Si sta delineando con chiarezza, a livello di categorie, l’esigenza di prolungare la durata della parte economica dei contratti portandola a tre anni. Giorgio Santini, segretario confederale della Cisl, cosa ne pensa?
E’ il segnale che il tema della durata dei contratti collettivi nazionali va affrontato. Ci sono due forti motivazioni per farlo. Il rilievo che aveva l’inflazione, nel 1993 era circa al 9%, con l’euro è venuto meno. Il costo della vita ha sempre il suo peso, ma oggi parliamo di decimali, non più di numeri interi.
La seconda motivazione?
Aumentare la cadenza dei contratti nazionali può agevolare quelli decentrati. In questi 14 anni sono stati soffocati da rinnovi così serrati, spesso con accordi in ritardo. La contrattazione decentrata si è continuata a fare dove già si faceva.
Sia per l’aziendale che per la territoriale?
Negli incontri di concertazione a Palazzo Chigi, il Governo ha annunciato che la decontribuzione per i premi aziendali del 3% ha interessato 130mila imprese e 1.800mila lavoratori. Di questi, 800mila sono del settore edile, artigiano e agricolo che hanno la contrattazione territoriale. Quindi, questa può essere altrettanto importante di quella aziendale.

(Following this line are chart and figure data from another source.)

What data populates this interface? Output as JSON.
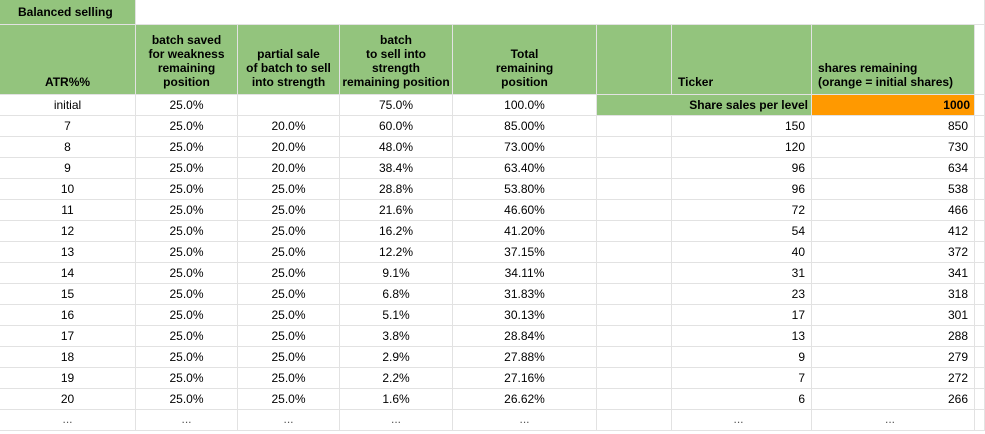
{
  "title": "Balanced selling",
  "headers": {
    "atr": "ATR%%",
    "saved": "batch saved\nfor weakness\nremaining\nposition",
    "partial": "partial sale\nof batch to sell\ninto strength",
    "batch": "batch\nto sell into\nstrength\nremaining position",
    "total": "Total\nremaining\nposition",
    "ticker": "Ticker",
    "shares": "shares remaining\n(orange = initial shares)"
  },
  "share_sales_label": "Share sales per level",
  "initial_shares": "1000",
  "rows": [
    [
      "initial",
      "25.0%",
      "",
      "75.0%",
      "100.0%",
      "",
      ""
    ],
    [
      "7",
      "25.0%",
      "20.0%",
      "60.0%",
      "85.00%",
      "150",
      "850"
    ],
    [
      "8",
      "25.0%",
      "20.0%",
      "48.0%",
      "73.00%",
      "120",
      "730"
    ],
    [
      "9",
      "25.0%",
      "20.0%",
      "38.4%",
      "63.40%",
      "96",
      "634"
    ],
    [
      "10",
      "25.0%",
      "25.0%",
      "28.8%",
      "53.80%",
      "96",
      "538"
    ],
    [
      "11",
      "25.0%",
      "25.0%",
      "21.6%",
      "46.60%",
      "72",
      "466"
    ],
    [
      "12",
      "25.0%",
      "25.0%",
      "16.2%",
      "41.20%",
      "54",
      "412"
    ],
    [
      "13",
      "25.0%",
      "25.0%",
      "12.2%",
      "37.15%",
      "40",
      "372"
    ],
    [
      "14",
      "25.0%",
      "25.0%",
      "9.1%",
      "34.11%",
      "31",
      "341"
    ],
    [
      "15",
      "25.0%",
      "25.0%",
      "6.8%",
      "31.83%",
      "23",
      "318"
    ],
    [
      "16",
      "25.0%",
      "25.0%",
      "5.1%",
      "30.13%",
      "17",
      "301"
    ],
    [
      "17",
      "25.0%",
      "25.0%",
      "3.8%",
      "28.84%",
      "13",
      "288"
    ],
    [
      "18",
      "25.0%",
      "25.0%",
      "2.9%",
      "27.88%",
      "9",
      "279"
    ],
    [
      "19",
      "25.0%",
      "25.0%",
      "2.2%",
      "27.16%",
      "7",
      "272"
    ],
    [
      "20",
      "25.0%",
      "25.0%",
      "1.6%",
      "26.62%",
      "6",
      "266"
    ],
    [
      "...",
      "...",
      "...",
      "...",
      "...",
      "...",
      "..."
    ]
  ]
}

Le categorie stanno portando innovazioni sul modello contrattuale laddove le confederazioni hanno fallito?
La contrattazione collettiva è una materia delle categorie, nascono per questo. Poi, probabilmente, servirà un accordo interconfederale per mettere ordine sulla materia. Salvo questa esigenza, se il sistema contrattuale viene gestito dalle categorie, come Cisl siamo fortemente d’accordo.
La durata del contratto era uno dei temi della riforma del modello contrattuale.
Non ci siamo riusciti. Se ci si arriva per un’altra strada, cioè passando per esperienze categoriali e poi per una ricomposizione fatta al livello confederale, è lo stesso. Certo, ci mettiamo un po’ più di tempo, ma va bene comunque.
Quindi una riforma che nasce dalle esperienze delle categorie?
C’è possibilità di combinare due fatti: una durata triennale dei contratti e una forte contrattazione decentrata, incentivata dal protocollo su welfare e competitività. Sono due presupposti per arrivare, ci auguriamo in tempi non biblici, ad un nuovo modello contrattuale.